REPUBLIKA.CO.ID, WASHINGTON -- Institut Kesehatan Nasional Amerika Serikat (AS) telah memulai studi tahap menengah untuk menentukan apakah ada risiko reaksi alergi terhadap vaksin Covid-19, yang dibuat oleh Moderna dan Pfizer. Studi ini dilakukan setelah ada beberapa insiden reaksi alergi yang dilaporkan di AS usai menerima suntikan vaksin Pfizer/BioNTech dan Moderna.
Reaksi alergi yang ditimbulkan salah satunya termasuk alergi serius yang dikenal sebagai anafilaksis. Pada Januari Pusat Pengendalian dan Pencegahan Penyakit AS mengatakan, reaksi alergi terjadi pada tingkat 11,1 per 1 juta vaksinasi.
Studi yang didanai oleh National Institute of Allergy and Infectious Diseases ini akan melibatkan 3.400 orang dewasa berusia antara 18 hingga 69 tahun. Sekitar 60 persen peserta memiliki riwayat reaksi alergi parah terhadap makanan, sengatan serangga, atau imunoterapi.
Tujuan uji coba adalah untuk mengetahui proporsi peserta yang mengalami reaksi alergi sistemik dalam waktu 90 menit setelah penyuntikan vaksin Covid-19. Institut Kesehatan Nasional AS berharap hasil studi dapat dilaporkan ke publik pada musim panas ini.
AstraZeneca
Sebelumnya European Medicines Agency (EMA) mengatakan, ada keterkaitan antara vaksin Covid-19 AstraZeneca dengan insiden pembekuan darah di otak yang langka. Tetapi kemungkinan penyebabnya masih belum diketahui.
Namun, EMA kemudian mengatakan, peninjauan mengenai efek samping vaksin AstraZeneca masih berlangsung. Hasil peninjauan diharapkan dapat diumumkan pada Rabu (7/4) atau Kamis (8/4). Juru bicara AstraZeneca menolak berkomentar tentang masalah tersebut.
"Menurut saya, sekarang bisa kita katakan bahwa jelas ada kaitan (penggumpalan darah di otak) dengan vaksin (AstraZeneca). Namun, kami masih belum tahu apa yang menyebabkan reaksi ini,” kata Ketua Tim Evaulasi Vaksin di EMA, Marco Cavaleri kepada harian Italia Il Messagero.
Cavaleri tidak memberikan bukti yang mendukung komentarnya. Cavaleri mengatakan, untuk sementara EMA menyatakan bahwa ada keterkaitan antara pembekuan darah di otak dengan vaksin AstraZeneca.
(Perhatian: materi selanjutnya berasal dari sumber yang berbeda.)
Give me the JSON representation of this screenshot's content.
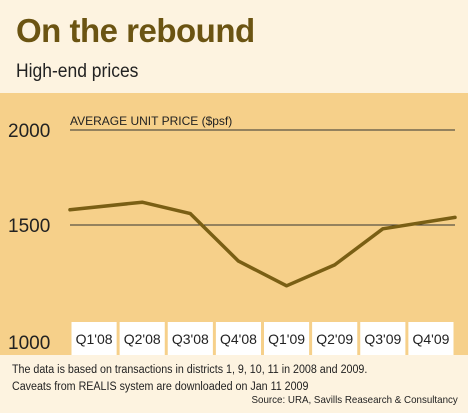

Tetapi EMA tidak mungkin memberikan indikasi terkait usia individu yang dapat menerima suntikan AstraZeneca, karena peninjauan masih berlangsung.
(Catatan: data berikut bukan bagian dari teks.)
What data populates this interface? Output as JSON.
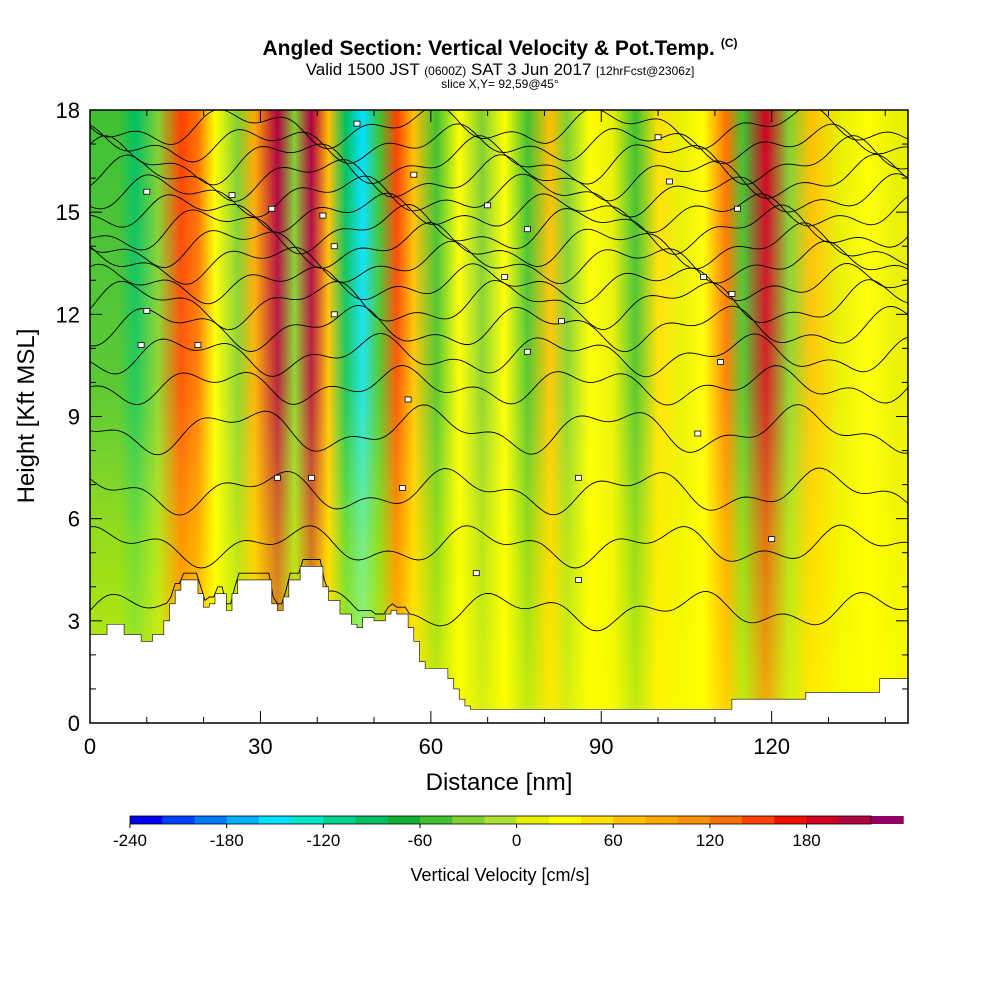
{
  "header": {
    "title": "Angled Section: Vertical Velocity & Pot.Temp.",
    "title_mark": "(C)",
    "valid_prefix": "Valid 1500 JST",
    "valid_utc": "(0600Z)",
    "valid_date": "SAT 3 Jun 2017",
    "forecast": "[12hrFcst@2306z]",
    "slice": "slice X,Y= 92,59@45°"
  },
  "chart_data": {
    "type": "heatmap",
    "xlabel": "Distance [nm]",
    "ylabel": "Height [Kft MSL]",
    "xlim": [
      0,
      144
    ],
    "ylim": [
      0,
      18
    ],
    "x_ticks": [
      "0",
      "30",
      "60",
      "90",
      "120"
    ],
    "x_tick_values": [
      0,
      30,
      60,
      90,
      120
    ],
    "y_ticks": [
      "0",
      "3",
      "6",
      "9",
      "12",
      "15",
      "18"
    ],
    "y_tick_values": [
      0,
      3,
      6,
      9,
      12,
      15,
      18
    ],
    "velocity_columns": [
      {
        "x": 5,
        "w": -60
      },
      {
        "x": 8,
        "w": -90
      },
      {
        "x": 12,
        "w": -30
      },
      {
        "x": 16,
        "w": 150
      },
      {
        "x": 19,
        "w": 120
      },
      {
        "x": 22,
        "w": 30
      },
      {
        "x": 26,
        "w": -30
      },
      {
        "x": 29,
        "w": 90
      },
      {
        "x": 33,
        "w": 200
      },
      {
        "x": 36,
        "w": -30
      },
      {
        "x": 39,
        "w": 210
      },
      {
        "x": 42,
        "w": 60
      },
      {
        "x": 45,
        "w": -90
      },
      {
        "x": 48,
        "w": -150
      },
      {
        "x": 51,
        "w": -60
      },
      {
        "x": 54,
        "w": 150
      },
      {
        "x": 57,
        "w": 60
      },
      {
        "x": 61,
        "w": -60
      },
      {
        "x": 65,
        "w": 30
      },
      {
        "x": 69,
        "w": -30
      },
      {
        "x": 73,
        "w": 30
      },
      {
        "x": 77,
        "w": -60
      },
      {
        "x": 81,
        "w": 60
      },
      {
        "x": 84,
        "w": -40
      },
      {
        "x": 88,
        "w": 30
      },
      {
        "x": 92,
        "w": 0
      },
      {
        "x": 96,
        "w": -60
      },
      {
        "x": 100,
        "w": 40
      },
      {
        "x": 104,
        "w": 0
      },
      {
        "x": 108,
        "w": 30
      },
      {
        "x": 112,
        "w": 120
      },
      {
        "x": 115,
        "w": -60
      },
      {
        "x": 119,
        "w": 180
      },
      {
        "x": 123,
        "w": -30
      },
      {
        "x": 127,
        "w": 60
      },
      {
        "x": 132,
        "w": 0
      },
      {
        "x": 137,
        "w": 30
      },
      {
        "x": 142,
        "w": 0
      }
    ],
    "terrain_kft": [
      [
        0,
        2.6
      ],
      [
        3,
        2.9
      ],
      [
        6,
        2.6
      ],
      [
        9,
        2.4
      ],
      [
        11,
        2.6
      ],
      [
        13,
        3.0
      ],
      [
        14,
        3.5
      ],
      [
        15,
        3.9
      ],
      [
        16,
        4.2
      ],
      [
        18,
        4.2
      ],
      [
        19,
        3.8
      ],
      [
        20,
        3.4
      ],
      [
        21,
        3.5
      ],
      [
        22,
        3.8
      ],
      [
        24,
        3.3
      ],
      [
        25,
        3.8
      ],
      [
        26,
        4.2
      ],
      [
        31,
        4.2
      ],
      [
        32,
        3.5
      ],
      [
        33,
        3.3
      ],
      [
        34,
        3.7
      ],
      [
        35,
        4.2
      ],
      [
        37,
        4.6
      ],
      [
        40,
        4.6
      ],
      [
        41,
        4.0
      ],
      [
        42,
        3.6
      ],
      [
        44,
        3.2
      ],
      [
        46,
        2.9
      ],
      [
        47,
        2.8
      ],
      [
        48,
        3.1
      ],
      [
        50,
        3.0
      ],
      [
        52,
        3.2
      ],
      [
        53,
        3.3
      ],
      [
        54,
        3.2
      ],
      [
        56,
        2.8
      ],
      [
        57,
        2.4
      ],
      [
        58,
        1.8
      ],
      [
        59,
        1.6
      ],
      [
        62,
        1.6
      ],
      [
        63,
        1.3
      ],
      [
        64,
        1.0
      ],
      [
        65,
        0.7
      ],
      [
        66,
        0.5
      ],
      [
        67,
        0.4
      ],
      [
        106,
        0.4
      ],
      [
        112,
        0.4
      ],
      [
        113,
        0.7
      ],
      [
        116,
        0.7
      ],
      [
        126,
        0.9
      ],
      [
        129,
        0.9
      ],
      [
        130,
        0.9
      ],
      [
        138,
        0.9
      ],
      [
        139,
        1.3
      ],
      [
        144,
        1.3
      ]
    ],
    "isentrope_labels": [
      {
        "x": 10,
        "y": 15.6
      },
      {
        "x": 25,
        "y": 15.5
      },
      {
        "x": 32,
        "y": 15.1
      },
      {
        "x": 41,
        "y": 14.9
      },
      {
        "x": 47,
        "y": 17.6
      },
      {
        "x": 57,
        "y": 16.1
      },
      {
        "x": 70,
        "y": 15.2
      },
      {
        "x": 77,
        "y": 14.5
      },
      {
        "x": 100,
        "y": 17.2
      },
      {
        "x": 102,
        "y": 15.9
      },
      {
        "x": 114,
        "y": 15.1
      },
      {
        "x": 10,
        "y": 12.1
      },
      {
        "x": 9,
        "y": 11.1
      },
      {
        "x": 19,
        "y": 11.1
      },
      {
        "x": 43,
        "y": 14.0
      },
      {
        "x": 43,
        "y": 12.0
      },
      {
        "x": 73,
        "y": 13.1
      },
      {
        "x": 83,
        "y": 11.8
      },
      {
        "x": 77,
        "y": 10.9
      },
      {
        "x": 108,
        "y": 13.1
      },
      {
        "x": 113,
        "y": 12.6
      },
      {
        "x": 56,
        "y": 9.5
      },
      {
        "x": 111,
        "y": 10.6
      },
      {
        "x": 33,
        "y": 7.2
      },
      {
        "x": 39,
        "y": 7.2
      },
      {
        "x": 55,
        "y": 6.9
      },
      {
        "x": 86,
        "y": 7.2
      },
      {
        "x": 107,
        "y": 8.5
      },
      {
        "x": 68,
        "y": 4.4
      },
      {
        "x": 86,
        "y": 4.2
      },
      {
        "x": 120,
        "y": 5.4
      }
    ],
    "isentrope_levels_kft": [
      3.3,
      5.2,
      6.8,
      8.6,
      9.9,
      10.8,
      11.6,
      12.3,
      12.9,
      13.5,
      14.0,
      14.5,
      15.0,
      15.5,
      16.0,
      16.5,
      17.0,
      17.5
    ],
    "colorbar": {
      "label": "Vertical Velocity [cm/s]",
      "tick_labels": [
        "-240",
        "-180",
        "-120",
        "-60",
        "0",
        "60",
        "120",
        "180"
      ],
      "tick_values": [
        -240,
        -180,
        -120,
        -60,
        0,
        60,
        120,
        180
      ],
      "min": -240,
      "max": 220,
      "step": 20,
      "colors": [
        "#0000ee",
        "#0040ff",
        "#0078ff",
        "#00b0ff",
        "#00e0ff",
        "#00e8c8",
        "#00d090",
        "#00c060",
        "#10b030",
        "#40c030",
        "#80d030",
        "#b0e030",
        "#e8f000",
        "#ffff00",
        "#ffe000",
        "#ffc000",
        "#ffa800",
        "#ff9000",
        "#ff7000",
        "#ff4000",
        "#ee1000",
        "#d00020",
        "#b00040",
        "#900060"
      ]
    }
  }
}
Beberapa negara, termasuk Prancis, Jerman, dan Belanda, telah menangguhkan pemberian vaksin AstraZeneca pada orang muda. "Komite Penilaian Risiko Farmakovigilans (PRAC) EMA belum mencapai kesimpulan dan peninjauan (dari kemungkinan keterkaitan vaksin dengan pembekuan darah) saat ini sedang berlangsung," ujar pernyataan EMA.